You might think Rodriguez would have returned to his office thrilled—or at least relieved—but he was steaming.

“What did I do to them?” he asked of the
Free Press
reporters. “That's not standard questioning. That's humiliating. That's what it is. To sit there and listen to that is humiliating. ‘Oh, it's part of the business, blah blah.' No,
that
is not. They weren't trying to get the truth. They were trying to make it as humiliating as possible. And especially on a day I was proven right? Man, it pisses me off!

“You know, I blew through my life savings to defend myself against that bullshit, three or four hundred thousand dollars. I don't care how much you make. That's pretty substantial.

“Is it good news?” he asked, trying to feel better about it while yanking his tie off to get ready for practice. “Yeah, but the guys who created this bullshit don't care. And you watch—they won't report it that way.”

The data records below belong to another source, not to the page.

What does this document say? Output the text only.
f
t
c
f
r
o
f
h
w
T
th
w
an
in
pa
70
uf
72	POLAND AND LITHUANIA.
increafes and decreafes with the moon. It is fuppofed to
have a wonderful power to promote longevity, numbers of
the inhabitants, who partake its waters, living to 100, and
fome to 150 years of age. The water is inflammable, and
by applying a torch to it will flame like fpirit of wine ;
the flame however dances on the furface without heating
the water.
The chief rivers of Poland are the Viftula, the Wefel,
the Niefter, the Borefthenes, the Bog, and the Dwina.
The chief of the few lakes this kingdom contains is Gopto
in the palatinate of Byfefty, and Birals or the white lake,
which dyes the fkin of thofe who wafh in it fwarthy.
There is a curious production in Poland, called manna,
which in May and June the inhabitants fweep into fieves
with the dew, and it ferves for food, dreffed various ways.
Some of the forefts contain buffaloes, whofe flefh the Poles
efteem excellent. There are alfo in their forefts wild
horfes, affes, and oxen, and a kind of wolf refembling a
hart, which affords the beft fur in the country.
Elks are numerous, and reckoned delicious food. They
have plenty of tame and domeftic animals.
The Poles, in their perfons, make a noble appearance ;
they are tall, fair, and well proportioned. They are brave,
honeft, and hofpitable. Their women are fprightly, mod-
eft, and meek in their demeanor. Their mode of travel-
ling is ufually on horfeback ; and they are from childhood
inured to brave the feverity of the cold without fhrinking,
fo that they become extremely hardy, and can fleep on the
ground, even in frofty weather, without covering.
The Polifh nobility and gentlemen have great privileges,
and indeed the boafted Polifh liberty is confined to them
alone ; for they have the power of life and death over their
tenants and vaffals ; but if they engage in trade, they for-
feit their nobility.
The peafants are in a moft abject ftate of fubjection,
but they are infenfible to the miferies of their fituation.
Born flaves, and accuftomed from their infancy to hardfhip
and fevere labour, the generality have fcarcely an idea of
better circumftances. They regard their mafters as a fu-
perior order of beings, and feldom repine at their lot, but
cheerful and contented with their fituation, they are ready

The next twenty-four hours would prove just how much Rodriguez had learned about the media.

That night, Jonathan Chait wrote for
The Wolverine
, “It's interesting to read how different news outlets report the conclusion of the NCAA investigation into allegations of practice abuse at Michigan. Here's the headline of one report:

“‘RichRod gets win, but still needs more on field'

“Here's the headline of a second:

“‘UM's violations deemed major, but not serious'

“And here's a third:

“‘NCAA's verdict: Rodriguez ignored rules; U-M gets more probation'

“Those headlines came from ESPN, the
Detroit News
, and the
Detroit Free Press.
You can probably guess which was which.”

*   *   *

When I visited the barbershops that Friday, Red Stolberg was none too optimistic about Michigan's prospects—or the head coach's. “Oh, I don't know,” he said, cutting away. “We might keep Rodriguez … for another week! The students have been loyal all along, and now they're selling their tickets.”

What he and his customers were talking about was less surprising than what they weren't: yesterday's NCAA report, which was making national news. After I prompted him, Stolberg said, “That? Well, it's kind of weak. But most of the customers just talk about the defense.”